Bane, certainly, doesn't represent any true political viewpoint. As much as, if not even more than, The Joker, he simply wants to watch the world burn. He's just lighting a much longer wick towards that end. His speeches about being for the oppressed are nothing but lip service meant to hide his true intentions and nowhere in Rises do we see any evidence of the people taking Gotham back. If anything, what we see is the police force reasserting themselves while "the people" do essentially nothing.
On a technical level, The Dark Knight Rises certainly looks just fine. But the storyline and the characterization of Batman (a big deal in a Batman film - in fact, a deal-breaker in my book) can't be defended. This is one of those movies that annoyed me on such a fundamental level that I could go through a whole laundry list of individual moments that had me rolling my eyes but that would just be piling on. Going forward, I'll just have to pretend that the series ended with The Dark Knight.
Finally, there's the matter of how guns are handled in this film.
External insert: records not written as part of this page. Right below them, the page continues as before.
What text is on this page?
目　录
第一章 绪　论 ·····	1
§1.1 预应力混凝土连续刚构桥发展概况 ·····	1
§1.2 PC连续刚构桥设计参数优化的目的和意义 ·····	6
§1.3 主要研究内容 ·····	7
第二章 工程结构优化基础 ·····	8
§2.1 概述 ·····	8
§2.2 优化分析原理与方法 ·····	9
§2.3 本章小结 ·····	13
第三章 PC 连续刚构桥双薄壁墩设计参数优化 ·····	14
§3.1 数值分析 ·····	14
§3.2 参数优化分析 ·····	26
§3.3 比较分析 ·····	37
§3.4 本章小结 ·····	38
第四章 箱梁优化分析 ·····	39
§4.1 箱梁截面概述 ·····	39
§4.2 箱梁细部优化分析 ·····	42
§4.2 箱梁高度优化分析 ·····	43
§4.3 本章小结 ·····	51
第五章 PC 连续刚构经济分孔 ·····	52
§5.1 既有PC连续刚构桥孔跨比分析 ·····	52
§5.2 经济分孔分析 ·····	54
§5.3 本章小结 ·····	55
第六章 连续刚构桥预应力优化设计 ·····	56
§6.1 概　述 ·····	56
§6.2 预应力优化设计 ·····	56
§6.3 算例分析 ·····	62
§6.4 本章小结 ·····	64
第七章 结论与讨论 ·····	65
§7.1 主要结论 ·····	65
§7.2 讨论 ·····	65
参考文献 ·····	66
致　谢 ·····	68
It wouldn't be fair to chastise the film for how it reflects against tragic real world events but it is fair to note that it goes against Batman's staunch anti-gun stance. Yes, Batman himself is still anti-gun and instructs Catwoman at one point - "No guns. No killing", to which Catwoman replies "Where's the fun in that?" but what really left a sour taste in my mouth is how at a crucial climatic moment, the use of a gun (a huge gun, of course) is allowed to end a battle, capped by a flip, "cool" comment to Batman to the effect of "That thing you have against guns? I don't have that." It's a moment that glibly undermines Batman's antipathy towards guns and his historic insistence on always finding a another, better way to deal with his foes. For any long-time Bat fan, it's a moment that will stick out as being wrong.
There's plenty of that kind of thing to go around in Rises, unfortunately. Having followed the character for many years through comics, TV, animation and film, I'm all for different interpretations of Batman but if you're going to just gut the core of the character, what's the point? The line "I Believe In Harvey Dent" echoed through the last two films in Nolan's trilogy but I just hope that whoever takes on the responsibility of rebooting this franchise down the line will be able to say "I Believe in Batman" and say it with real conviction.